Une arrivée pleine d'émotion avec mes loulous!! Vous remarquerez aussi mon drapeau Made in Jura !!!

Pour résumer :

- Pour résumer je ne m'attendais pas à une course aussi relevé. Elle est très sélective car le plus gros du morceau arrive après 35km de course et la gestion n'est pas évidente.
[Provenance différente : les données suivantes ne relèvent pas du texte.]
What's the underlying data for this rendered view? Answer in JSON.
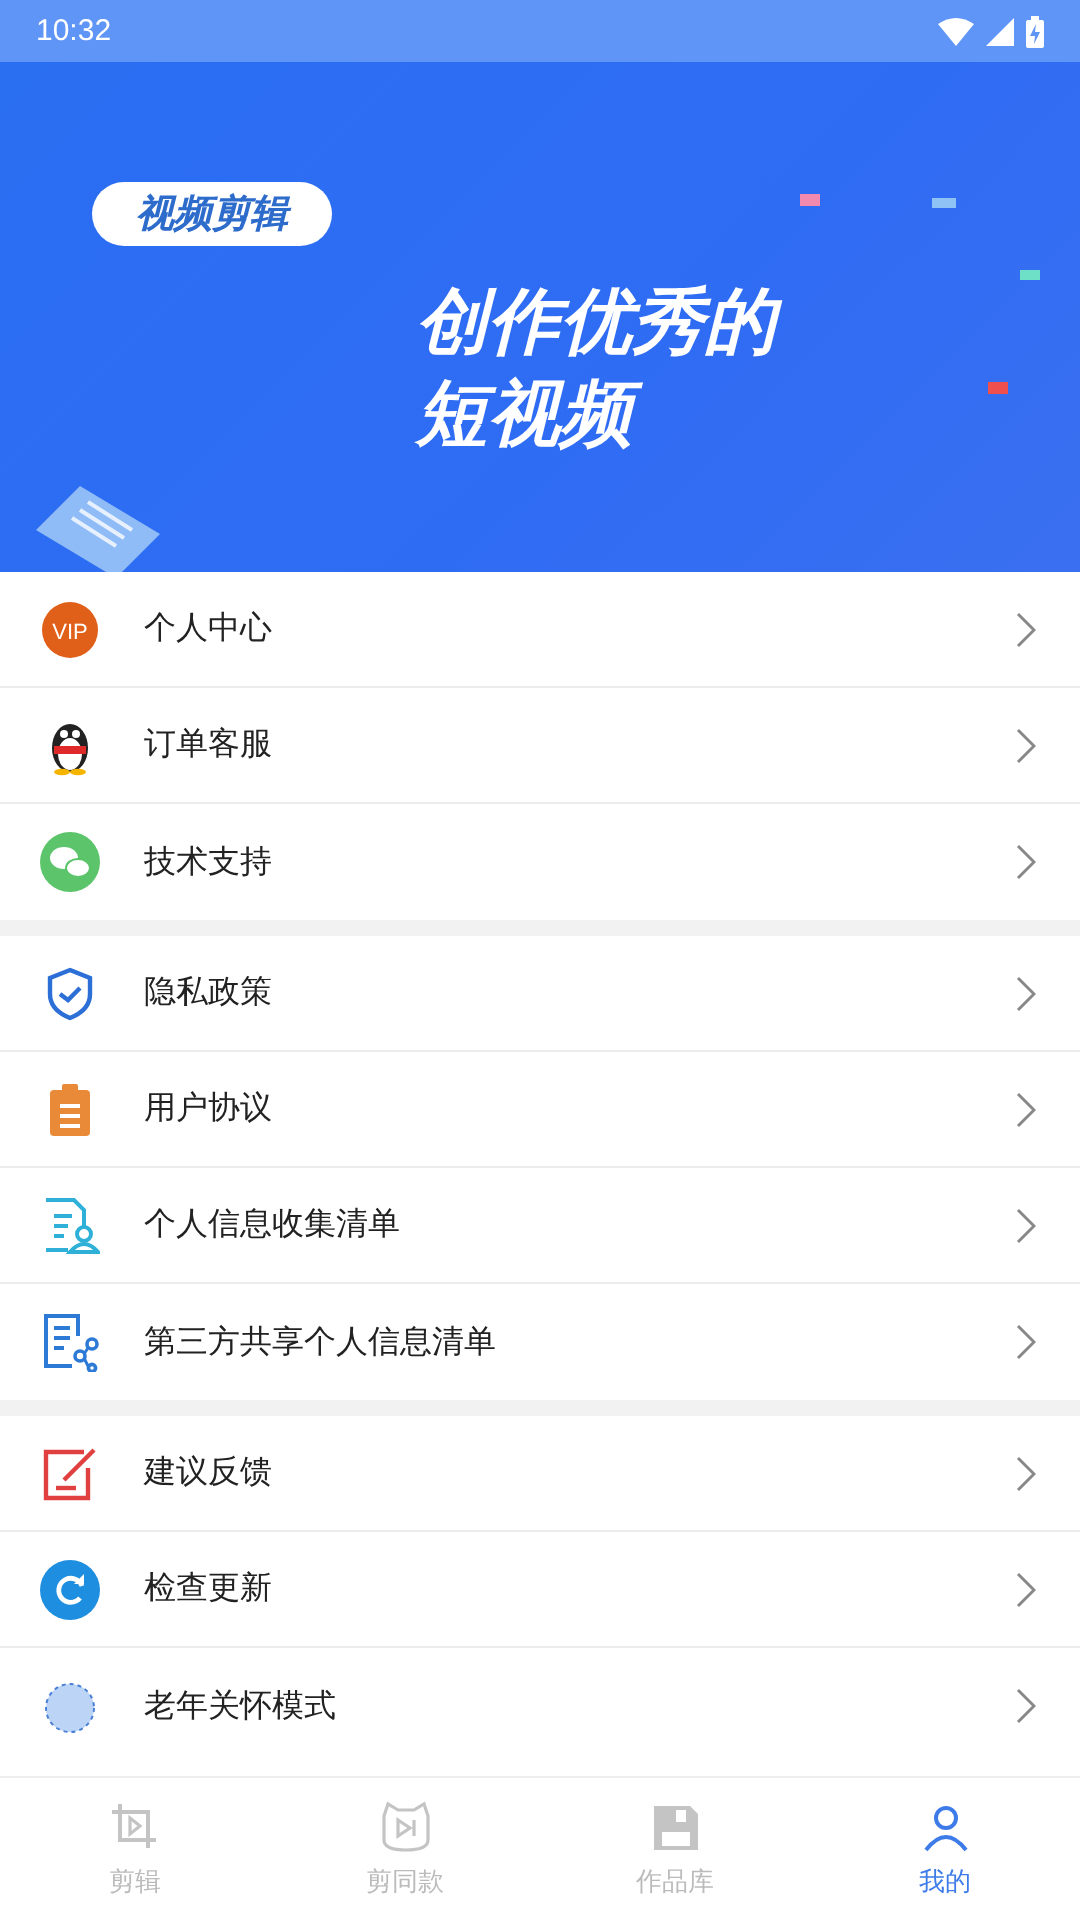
{
  "status_bar": {
    "time": "10:32"
  },
  "banner": {
    "tag": "视频剪辑",
    "headline": [
      "创作优秀的",
      "短视频"
    ]
  },
  "menu_groups": [
    {
      "items": [
        {
          "label": "个人中心",
          "badge": "VIP"
        },
        {
          "label": "订单客服"
        },
        {
          "label": "技术支持"
        }
      ]
    },
    {
      "items": [
        {
          "label": "隐私政策"
        },
        {
          "label": "用户协议"
        },
        {
          "label": "个人信息收集清单"
        },
        {
          "label": "第三方共享个人信息清单"
        }
      ]
    },
    {
      "items": [
        {
          "label": "建议反馈"
        },
        {
          "label": "检查更新"
        },
        {
          "label": "老年关怀模式"
        }
      ]
    }
  ],
  "tab_bar": [
    {
      "label": "剪辑",
      "selected": false
    },
    {
      "label": "剪同款",
      "selected": false
    },
    {
      "label": "作品库",
      "selected": false
    },
    {
      "label": "我的",
      "selected": true
    }
  ]
}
En revanche elle est très formatrice et magnifique (sans chauvinisme promis, en toute objectivité!!)

- Une très bonne ambiance et un très bon accueil sur les ravitos, un grand merci à toute l'équipe organisatrice ainsi que les bénévoles qui sans eux nous ne pourrions pas faire ces courses.

La suite je ne l'ai pas réellement programmer, je vais me reposer quelques jours (niveau sport j'entends), profiter de la famille et des week-end bien remplis qui nous attendent en famille et/ou ami(e)s tout en entretenant une forme pour se diriger encore dans le Jura au trail de Vouglans le 1er Août sur le petit format (17km et 450m de D+) histoire d'aller chercher un chrono sympa sur mes terres jurassiennes!!!

Puis ensuite ça sera le 4 septembre, la nuit des Cabornes dans les monts d'or (25km et 1200m de D+), ensuite les 9 clochers dans le beaujolais (24km et 450m de D+) et pour terminer par la fameuse SaintéLyon pour aller chercher un chrono en-dessous des 9h (version 72km et 1800m de D+), ces 2 dernières courses avec les foulées de Beauregard pour des grands moments de partage et de convivialité!!